Google has issued a global security alert urging its 2.5 billion Gmail users to change passwords after a data breach tied to one of the company’s Salesforce databases.
Though consumer Gmail and Cloud accounts were not directly compromised, the incident has sparked an aggressive wave of phishing and impersonation attacks across the platform.
Why it matters
The exposed database didn’t contain account passwords or sensitive consumer records, but stolen business contact details have already been weaponized in convincing phishing emails and voice-based scams.
Google’s threat research team says phishing and “vishing” now account for roughly 37% of successful account takeovers on its platforms, underscoring how a Salesforce data leak can rapidly amplify Google data breach risk.
How the attackers got in
The actor group identified as ShinyHunters gained access by impersonating an IT help desk to a Google employee and deploying malware to extract the database contents, according to Google’s disclosure.
The breach, publicly disclosed the same day, stemmed from a Salesforce instance Google used to manage potential advertisers, and the company says only a limited set of basic business contact information was exposed.
OAuth tokens and integrations
Google’s investigation confirmed on August 28, 2025, that “the actor also compromised OAuth tokens for the ‘Drift Email’ integration,” and a small number of Workspace email accounts were accessed using those tokens.
In response, Google identified impacted users, revoked the specific OAuth tokens, and disabled the Drift integration pending further investigation.
What Google did next
To limit any lateral spread, Google temporarily suspended connections between Gmail and Salesforce services and isolated the affected integrations while it investigates.
Immediate steps for users
Google recommends updating passwords right away, enabling non-SMS two-factor authentication, and enrolling in its Advanced Protection Program to harden accounts against targeted phishing.
Users should also watch login alerts, enable phishing filters, and avoid clicking unsolicited links or answering suspicious calls or messages.
Why passkeys help
As Google notes, “Unlike passwords, passkeys can only exist on your devices,” making them resistant to remote theft or social-engineering tricks that steal typed credentials.

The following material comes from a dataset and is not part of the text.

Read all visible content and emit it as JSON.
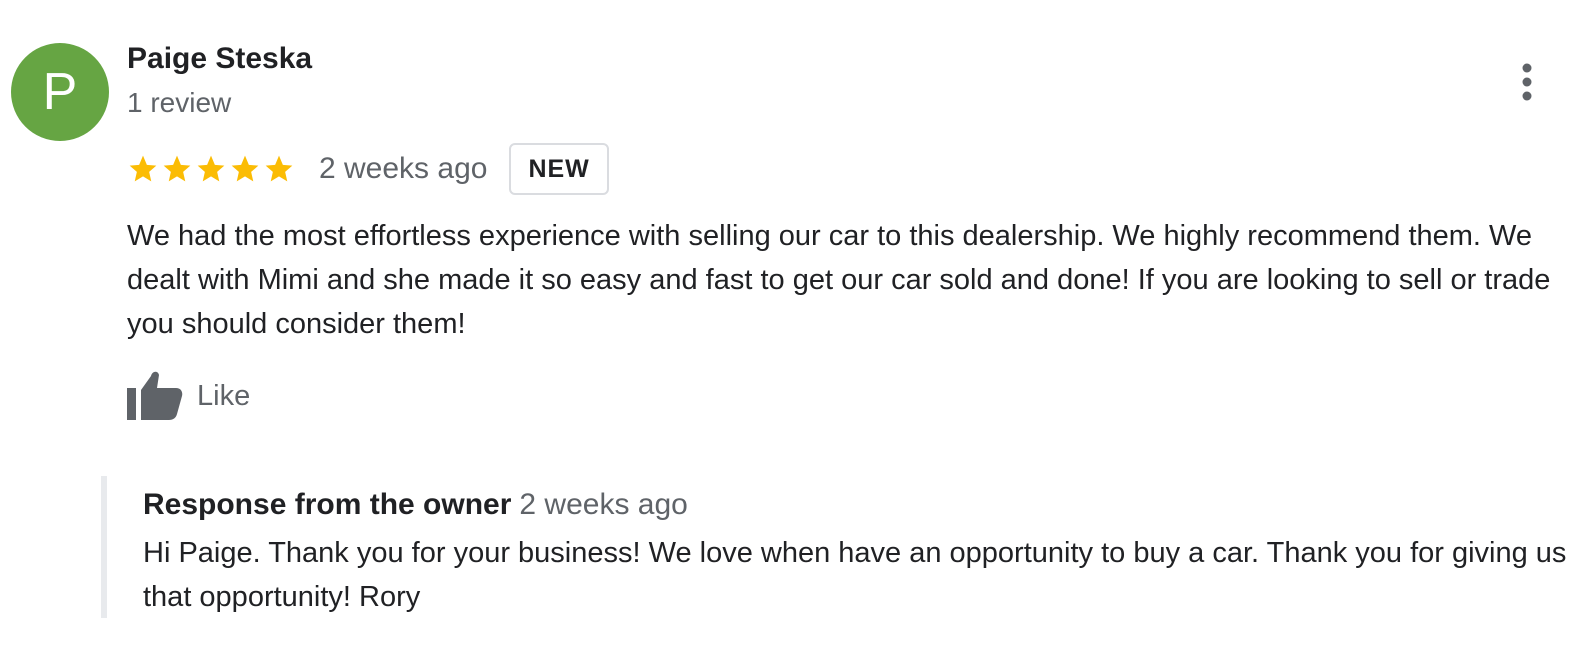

Switching to passkeys or hardware security keys significantly raises the bar for attackers and complements two-factor protections.
Bottom line
Although consumer Gmail passwords were not leaked, the Salesforce data theft magnifies phishing and impersonation risks for an estimated 2.5 billion users and shows how third-party integrations and OAuth tokens can widen a Google data breach.
The safest move for users today is to update credentials, enable stronger 2FA or passkeys, and consider Advanced Protection to guard against targeted ShinyHunters-style campaigns.